In the seventh paper, Israr and Awan present a brief survey of various existing clustering algorithms and present a new clustering algorithm based on nondetermistic finite automata which further divides the communication between cluster heads into multihop by using a few nodes from each cluster. Typical experiments demonstrate that the proposed algorithm is more efficient in terms of energy consumption and network connectivity.

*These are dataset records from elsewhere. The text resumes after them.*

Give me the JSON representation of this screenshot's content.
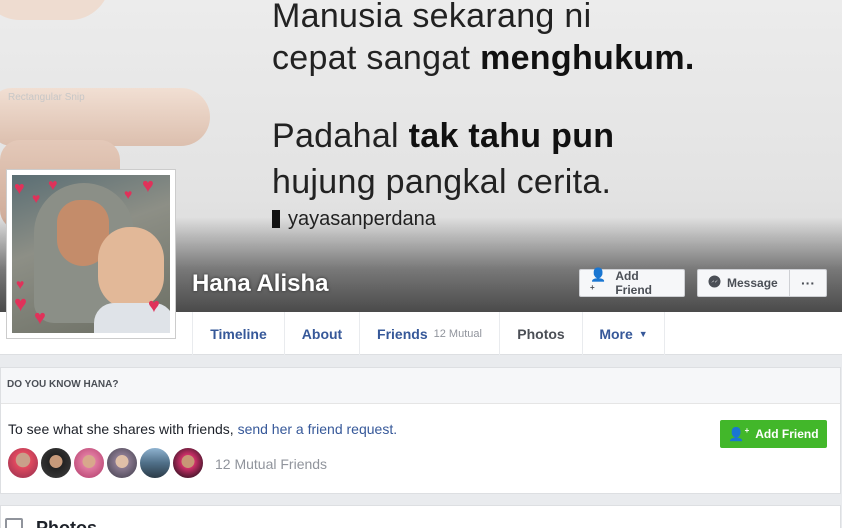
{
  "cover": {
    "snip_label": "Rectangular Snip",
    "quote": {
      "line1": "Manusia sekarang ni",
      "line2_plain": "cepat sangat ",
      "line2_bold": "menghukum.",
      "line3_plain": "Padahal ",
      "line3_bold": "tak tahu pun",
      "line4": "hujung pangkal cerita.",
      "brand": "yayasanperdana"
    }
  },
  "profile": {
    "name": "Hana Alisha",
    "add_friend_label": "Add Friend",
    "message_label": "Message",
    "more_label": "···"
  },
  "tabs": [
    {
      "label": "Timeline"
    },
    {
      "label": "About"
    },
    {
      "label": "Friends",
      "sub": "12 Mutual"
    },
    {
      "label": "Photos"
    },
    {
      "label": "More",
      "caret": "▼"
    }
  ],
  "know": {
    "heading": "DO YOU KNOW HANA?",
    "text_prefix": "To see what she shares with friends, ",
    "link": "send her a friend request.",
    "mutual_friends": "12 Mutual Friends",
    "add_friend_label": "Add Friend"
  },
  "bottom": {
    "title": "Photos"
  },
  "colors": {
    "link": "#365899",
    "green": "#42b72a",
    "bg": "#e9ebee"
  }
}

The efficiency of the WSN can be improved by in-network data aggregation techniques. This is, however, problematic because the aggregation to be performed depends on the requirements of the end user/application, and is either unknown at the time of deployment or changes over time. Implementation of fixed aggregation algorithms limits the utility of the network. Software-based implementation of dynamic aggregation techniques offers the required flexibility but has significant processing overhead, especially when the size of the network increases. In the eighth paper, Commuri, Tadigotla, and Atiquzzaman propose to reduce the processing overhead by implementing dynamic data aggregation using reconfigurable cluster heads (RCHs) based on Field Programmable Gate Arrays (FPGAs). Such an implementation provides the necessary flexibility in data aggregation techniques demanded by real-time applications, while resulting in significant reduction in the query processing time and the overall power consumption in the network. The objective of the paper is to address the performance improvement in Wireless Sensor Networks (WSNs) through the use of reconfigurable cluster heads. The presented results demonstrate that different data aggregation algorithms can be dynamically and efficiently implemented on the RCHs in run-time.
Designing energy efficient hardware for sensor nodes is the primary goal of the research community. In the last paper, Srivastava and Zhang present the design of a CMOS body-bias generating circuit. The authors show that up to 90% leakage current in CMOS circuits can be reduced by applying the adaptive bias generator to lower threshold voltage CMOS circuits. The design is simple and can be embedded in low power CMOS designs such as the physical nodes of wireless sensor networks.